Though he served for only one term, he was the floor leader for Davis"s successor as governor, Democrat John McKeithen.Upon leaving the legislature, Faser became the manager of the Capitol House Hotel and the Bellemont Motor Hotel, both in Baton Rouge. Governor Edwin Edwards, McKeithen"s successor, appointed Faser to serve on the Louisiana Tourist Development Commission.
Chris Faser, III, was an employee of the Louisiana Department of Insurance who retired to rural Batchelor in Pointe Coupee Parish, where he died at the age of seventy-four late in 2014.
Faser also had two step-children, Jamie Taber Tarwater (born July 1961) and Ronald (last name not mentioned in obituary).

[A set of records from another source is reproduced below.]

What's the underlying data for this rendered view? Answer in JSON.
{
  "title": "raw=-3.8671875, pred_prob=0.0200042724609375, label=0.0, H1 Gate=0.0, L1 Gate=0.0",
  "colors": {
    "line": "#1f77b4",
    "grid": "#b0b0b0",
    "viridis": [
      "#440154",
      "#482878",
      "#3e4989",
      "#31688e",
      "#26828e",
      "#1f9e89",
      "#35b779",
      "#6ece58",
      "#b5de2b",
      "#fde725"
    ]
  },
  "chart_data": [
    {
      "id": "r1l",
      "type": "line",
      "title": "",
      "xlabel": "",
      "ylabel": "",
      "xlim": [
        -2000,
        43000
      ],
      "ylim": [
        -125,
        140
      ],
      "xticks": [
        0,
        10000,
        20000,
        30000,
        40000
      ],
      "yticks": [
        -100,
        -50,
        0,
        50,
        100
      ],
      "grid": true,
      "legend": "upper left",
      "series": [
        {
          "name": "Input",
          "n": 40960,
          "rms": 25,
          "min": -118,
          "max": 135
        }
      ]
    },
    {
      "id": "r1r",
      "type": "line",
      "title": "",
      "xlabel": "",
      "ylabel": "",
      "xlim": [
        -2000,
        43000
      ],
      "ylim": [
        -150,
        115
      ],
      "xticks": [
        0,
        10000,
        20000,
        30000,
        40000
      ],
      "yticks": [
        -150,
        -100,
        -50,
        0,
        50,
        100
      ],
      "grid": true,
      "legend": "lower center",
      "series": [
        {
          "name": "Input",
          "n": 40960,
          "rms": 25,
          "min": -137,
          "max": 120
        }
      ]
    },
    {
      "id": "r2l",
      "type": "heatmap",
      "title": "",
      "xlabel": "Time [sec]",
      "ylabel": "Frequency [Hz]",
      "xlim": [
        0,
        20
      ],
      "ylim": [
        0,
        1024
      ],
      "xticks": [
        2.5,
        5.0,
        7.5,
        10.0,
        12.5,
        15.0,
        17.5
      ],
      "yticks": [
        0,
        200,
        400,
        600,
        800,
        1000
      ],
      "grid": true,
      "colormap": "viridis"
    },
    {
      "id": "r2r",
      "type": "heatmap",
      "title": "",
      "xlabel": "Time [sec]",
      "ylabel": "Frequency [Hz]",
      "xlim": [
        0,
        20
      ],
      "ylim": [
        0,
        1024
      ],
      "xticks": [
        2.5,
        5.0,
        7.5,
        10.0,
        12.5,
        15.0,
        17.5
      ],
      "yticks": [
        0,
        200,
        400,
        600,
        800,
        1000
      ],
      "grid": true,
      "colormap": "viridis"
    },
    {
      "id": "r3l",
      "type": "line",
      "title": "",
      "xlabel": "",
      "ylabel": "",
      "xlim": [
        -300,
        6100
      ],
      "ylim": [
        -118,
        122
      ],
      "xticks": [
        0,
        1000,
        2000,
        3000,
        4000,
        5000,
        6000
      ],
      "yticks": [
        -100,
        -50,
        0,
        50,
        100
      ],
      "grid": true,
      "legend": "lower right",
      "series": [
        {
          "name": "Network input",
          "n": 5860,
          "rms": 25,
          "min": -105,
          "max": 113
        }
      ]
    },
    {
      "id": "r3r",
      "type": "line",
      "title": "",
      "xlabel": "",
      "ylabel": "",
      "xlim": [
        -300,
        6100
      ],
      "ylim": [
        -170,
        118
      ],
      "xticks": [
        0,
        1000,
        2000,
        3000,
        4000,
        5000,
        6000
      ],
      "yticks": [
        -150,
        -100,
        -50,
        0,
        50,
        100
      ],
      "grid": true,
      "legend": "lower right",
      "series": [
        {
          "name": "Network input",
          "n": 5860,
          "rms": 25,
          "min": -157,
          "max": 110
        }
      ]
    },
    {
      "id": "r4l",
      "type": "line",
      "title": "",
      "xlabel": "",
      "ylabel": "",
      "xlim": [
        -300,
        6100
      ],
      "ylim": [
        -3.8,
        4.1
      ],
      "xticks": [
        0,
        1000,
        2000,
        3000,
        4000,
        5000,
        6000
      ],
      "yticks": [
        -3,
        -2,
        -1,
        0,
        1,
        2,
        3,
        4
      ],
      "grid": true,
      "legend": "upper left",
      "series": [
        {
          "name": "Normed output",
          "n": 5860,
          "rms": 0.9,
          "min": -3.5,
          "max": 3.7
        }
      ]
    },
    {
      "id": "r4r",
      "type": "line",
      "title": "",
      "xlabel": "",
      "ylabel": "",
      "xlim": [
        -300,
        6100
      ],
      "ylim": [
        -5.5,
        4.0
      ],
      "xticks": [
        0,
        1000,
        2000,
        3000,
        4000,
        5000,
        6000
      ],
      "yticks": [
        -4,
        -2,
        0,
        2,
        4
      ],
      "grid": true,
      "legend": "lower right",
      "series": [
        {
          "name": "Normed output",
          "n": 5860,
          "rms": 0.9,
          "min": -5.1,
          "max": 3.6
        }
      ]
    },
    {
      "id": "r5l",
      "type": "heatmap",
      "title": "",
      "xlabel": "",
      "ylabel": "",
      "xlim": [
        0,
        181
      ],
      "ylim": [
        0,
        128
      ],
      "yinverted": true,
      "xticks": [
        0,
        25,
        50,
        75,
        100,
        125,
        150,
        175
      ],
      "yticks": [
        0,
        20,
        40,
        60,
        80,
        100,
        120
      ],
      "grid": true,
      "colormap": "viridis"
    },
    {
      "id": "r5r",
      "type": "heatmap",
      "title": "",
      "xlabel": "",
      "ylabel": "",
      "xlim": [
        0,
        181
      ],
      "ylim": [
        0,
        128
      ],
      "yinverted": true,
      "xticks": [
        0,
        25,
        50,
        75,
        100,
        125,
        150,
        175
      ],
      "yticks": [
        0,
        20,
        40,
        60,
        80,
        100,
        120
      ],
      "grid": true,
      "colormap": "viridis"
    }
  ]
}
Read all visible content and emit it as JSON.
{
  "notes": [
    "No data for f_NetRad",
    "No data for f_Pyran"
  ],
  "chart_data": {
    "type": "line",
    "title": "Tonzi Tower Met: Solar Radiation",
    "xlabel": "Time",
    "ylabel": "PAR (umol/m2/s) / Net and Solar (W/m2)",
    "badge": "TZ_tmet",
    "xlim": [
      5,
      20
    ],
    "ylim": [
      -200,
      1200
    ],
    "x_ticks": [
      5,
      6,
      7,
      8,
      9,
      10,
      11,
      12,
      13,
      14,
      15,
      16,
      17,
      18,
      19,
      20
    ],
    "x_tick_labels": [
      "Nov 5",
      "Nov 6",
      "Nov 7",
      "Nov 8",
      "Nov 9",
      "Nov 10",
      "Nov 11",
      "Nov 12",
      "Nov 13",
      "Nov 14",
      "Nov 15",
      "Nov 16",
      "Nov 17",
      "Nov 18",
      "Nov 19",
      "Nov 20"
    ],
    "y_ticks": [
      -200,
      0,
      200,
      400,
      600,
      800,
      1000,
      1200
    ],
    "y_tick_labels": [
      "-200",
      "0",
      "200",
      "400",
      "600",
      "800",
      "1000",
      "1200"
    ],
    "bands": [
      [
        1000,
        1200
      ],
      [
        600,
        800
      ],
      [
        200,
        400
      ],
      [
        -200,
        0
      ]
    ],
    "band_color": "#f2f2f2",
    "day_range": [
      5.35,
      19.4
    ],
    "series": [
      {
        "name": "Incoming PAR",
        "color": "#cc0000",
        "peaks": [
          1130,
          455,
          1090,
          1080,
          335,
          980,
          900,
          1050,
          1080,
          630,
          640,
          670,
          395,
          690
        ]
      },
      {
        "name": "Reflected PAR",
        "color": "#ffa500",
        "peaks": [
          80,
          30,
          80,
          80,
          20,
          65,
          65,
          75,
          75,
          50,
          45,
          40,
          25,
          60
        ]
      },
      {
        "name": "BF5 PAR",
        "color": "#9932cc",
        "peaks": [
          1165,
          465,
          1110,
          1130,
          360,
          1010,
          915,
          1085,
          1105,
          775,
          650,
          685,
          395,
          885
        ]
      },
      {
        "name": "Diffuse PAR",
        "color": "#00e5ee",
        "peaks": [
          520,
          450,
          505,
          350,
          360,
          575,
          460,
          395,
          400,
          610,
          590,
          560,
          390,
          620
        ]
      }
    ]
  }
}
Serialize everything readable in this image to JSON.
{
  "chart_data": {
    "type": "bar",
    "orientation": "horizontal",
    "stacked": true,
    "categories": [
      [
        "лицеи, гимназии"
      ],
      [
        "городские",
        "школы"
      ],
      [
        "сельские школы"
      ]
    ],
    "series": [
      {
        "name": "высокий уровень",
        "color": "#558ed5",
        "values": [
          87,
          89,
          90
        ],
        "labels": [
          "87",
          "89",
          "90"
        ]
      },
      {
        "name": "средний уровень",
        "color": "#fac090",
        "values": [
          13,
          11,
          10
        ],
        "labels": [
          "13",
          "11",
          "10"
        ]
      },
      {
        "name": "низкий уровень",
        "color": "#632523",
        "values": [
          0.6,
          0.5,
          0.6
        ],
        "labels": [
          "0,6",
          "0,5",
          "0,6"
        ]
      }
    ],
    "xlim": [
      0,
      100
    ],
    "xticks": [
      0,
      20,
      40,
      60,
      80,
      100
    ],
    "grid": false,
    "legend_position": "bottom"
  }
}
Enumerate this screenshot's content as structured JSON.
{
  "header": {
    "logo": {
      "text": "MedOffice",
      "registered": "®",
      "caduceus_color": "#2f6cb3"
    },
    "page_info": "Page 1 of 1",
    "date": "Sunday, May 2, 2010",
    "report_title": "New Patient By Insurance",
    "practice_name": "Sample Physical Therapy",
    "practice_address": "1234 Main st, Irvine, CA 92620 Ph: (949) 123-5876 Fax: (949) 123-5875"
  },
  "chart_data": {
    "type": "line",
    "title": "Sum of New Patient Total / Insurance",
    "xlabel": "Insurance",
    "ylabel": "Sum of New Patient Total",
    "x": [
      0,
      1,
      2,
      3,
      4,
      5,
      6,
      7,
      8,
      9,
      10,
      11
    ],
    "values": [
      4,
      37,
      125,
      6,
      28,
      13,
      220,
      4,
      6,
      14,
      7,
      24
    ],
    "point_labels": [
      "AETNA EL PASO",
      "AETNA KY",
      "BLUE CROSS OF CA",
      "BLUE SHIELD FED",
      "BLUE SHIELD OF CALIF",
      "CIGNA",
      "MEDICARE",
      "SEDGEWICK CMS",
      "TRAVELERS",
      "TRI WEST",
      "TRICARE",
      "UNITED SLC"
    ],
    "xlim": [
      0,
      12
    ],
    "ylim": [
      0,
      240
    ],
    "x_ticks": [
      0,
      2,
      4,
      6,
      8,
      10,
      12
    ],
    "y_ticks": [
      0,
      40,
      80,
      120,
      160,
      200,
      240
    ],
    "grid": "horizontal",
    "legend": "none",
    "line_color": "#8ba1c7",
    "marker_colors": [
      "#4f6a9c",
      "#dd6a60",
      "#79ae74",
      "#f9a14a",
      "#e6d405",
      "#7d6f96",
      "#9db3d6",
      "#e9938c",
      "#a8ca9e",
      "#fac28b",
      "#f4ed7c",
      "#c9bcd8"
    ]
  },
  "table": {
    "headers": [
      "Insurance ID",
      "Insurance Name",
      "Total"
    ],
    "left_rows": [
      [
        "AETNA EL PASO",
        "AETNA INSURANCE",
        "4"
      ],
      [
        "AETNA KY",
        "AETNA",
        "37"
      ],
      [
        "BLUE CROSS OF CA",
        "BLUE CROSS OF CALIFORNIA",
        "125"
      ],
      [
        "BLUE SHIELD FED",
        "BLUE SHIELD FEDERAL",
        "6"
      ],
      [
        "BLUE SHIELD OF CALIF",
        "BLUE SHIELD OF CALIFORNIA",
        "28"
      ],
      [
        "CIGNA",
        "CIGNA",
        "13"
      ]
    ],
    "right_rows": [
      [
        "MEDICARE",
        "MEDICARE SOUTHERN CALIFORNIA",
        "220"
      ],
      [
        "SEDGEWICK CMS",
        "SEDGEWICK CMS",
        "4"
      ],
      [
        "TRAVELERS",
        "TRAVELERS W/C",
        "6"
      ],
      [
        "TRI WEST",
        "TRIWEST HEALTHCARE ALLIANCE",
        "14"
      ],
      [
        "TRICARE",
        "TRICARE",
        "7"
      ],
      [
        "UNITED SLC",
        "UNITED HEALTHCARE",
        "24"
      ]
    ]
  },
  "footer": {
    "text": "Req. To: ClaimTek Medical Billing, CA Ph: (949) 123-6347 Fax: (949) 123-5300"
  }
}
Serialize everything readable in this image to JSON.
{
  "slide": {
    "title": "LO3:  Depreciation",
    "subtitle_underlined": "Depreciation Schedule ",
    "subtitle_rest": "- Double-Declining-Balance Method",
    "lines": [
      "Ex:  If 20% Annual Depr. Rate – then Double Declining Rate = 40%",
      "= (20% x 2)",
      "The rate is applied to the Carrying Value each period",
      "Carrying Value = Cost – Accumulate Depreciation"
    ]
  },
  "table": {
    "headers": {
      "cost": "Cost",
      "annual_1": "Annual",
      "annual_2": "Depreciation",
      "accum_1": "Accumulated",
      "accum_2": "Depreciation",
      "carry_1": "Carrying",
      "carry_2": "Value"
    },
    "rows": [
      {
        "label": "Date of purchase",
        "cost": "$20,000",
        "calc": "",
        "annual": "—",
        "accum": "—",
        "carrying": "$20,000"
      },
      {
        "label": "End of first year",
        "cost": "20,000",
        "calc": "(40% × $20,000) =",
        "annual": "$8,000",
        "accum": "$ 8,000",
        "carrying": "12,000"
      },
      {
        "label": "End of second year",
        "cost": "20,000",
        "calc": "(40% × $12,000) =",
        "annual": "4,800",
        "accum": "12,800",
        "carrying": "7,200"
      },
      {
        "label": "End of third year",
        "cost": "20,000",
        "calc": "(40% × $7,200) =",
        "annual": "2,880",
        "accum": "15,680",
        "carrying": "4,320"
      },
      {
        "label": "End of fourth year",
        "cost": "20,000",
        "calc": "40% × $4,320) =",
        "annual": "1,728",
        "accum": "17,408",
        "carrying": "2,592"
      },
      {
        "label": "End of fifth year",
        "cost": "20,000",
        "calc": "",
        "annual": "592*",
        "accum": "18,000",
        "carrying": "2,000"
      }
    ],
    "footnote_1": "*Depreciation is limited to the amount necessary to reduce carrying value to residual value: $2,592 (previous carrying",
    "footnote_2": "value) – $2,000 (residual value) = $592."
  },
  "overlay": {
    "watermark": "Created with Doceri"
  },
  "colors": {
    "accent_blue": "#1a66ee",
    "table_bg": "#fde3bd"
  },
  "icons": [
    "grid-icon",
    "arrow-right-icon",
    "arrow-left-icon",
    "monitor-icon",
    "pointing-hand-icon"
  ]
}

His honorary pallbearers included Louisiana politicians Donald Ray Kennard, West. Fox McKeithen, Francis C. Thompson, Aubrey West. Young, Robert "Bobby" Freeman, B. B. "Sixty" Rayburn, Risley C. Triche, Eugene McGehee, and Colonel Bo Garrison of the Louisiana State Police.
In 1942, Chris Faser, Junior., at the age of twenty-five was a staff member of the Louisiana Public Service Commission in Baton Rouge, when singer-politician Jimmie Davis, then of Shreveport, joined the commission as one of the then three (since five) elected members. He also was a board member of the Louisiana Retired State Employees Association and became the first vice president of that organization before Alzheimer"s disease compelled his retirement.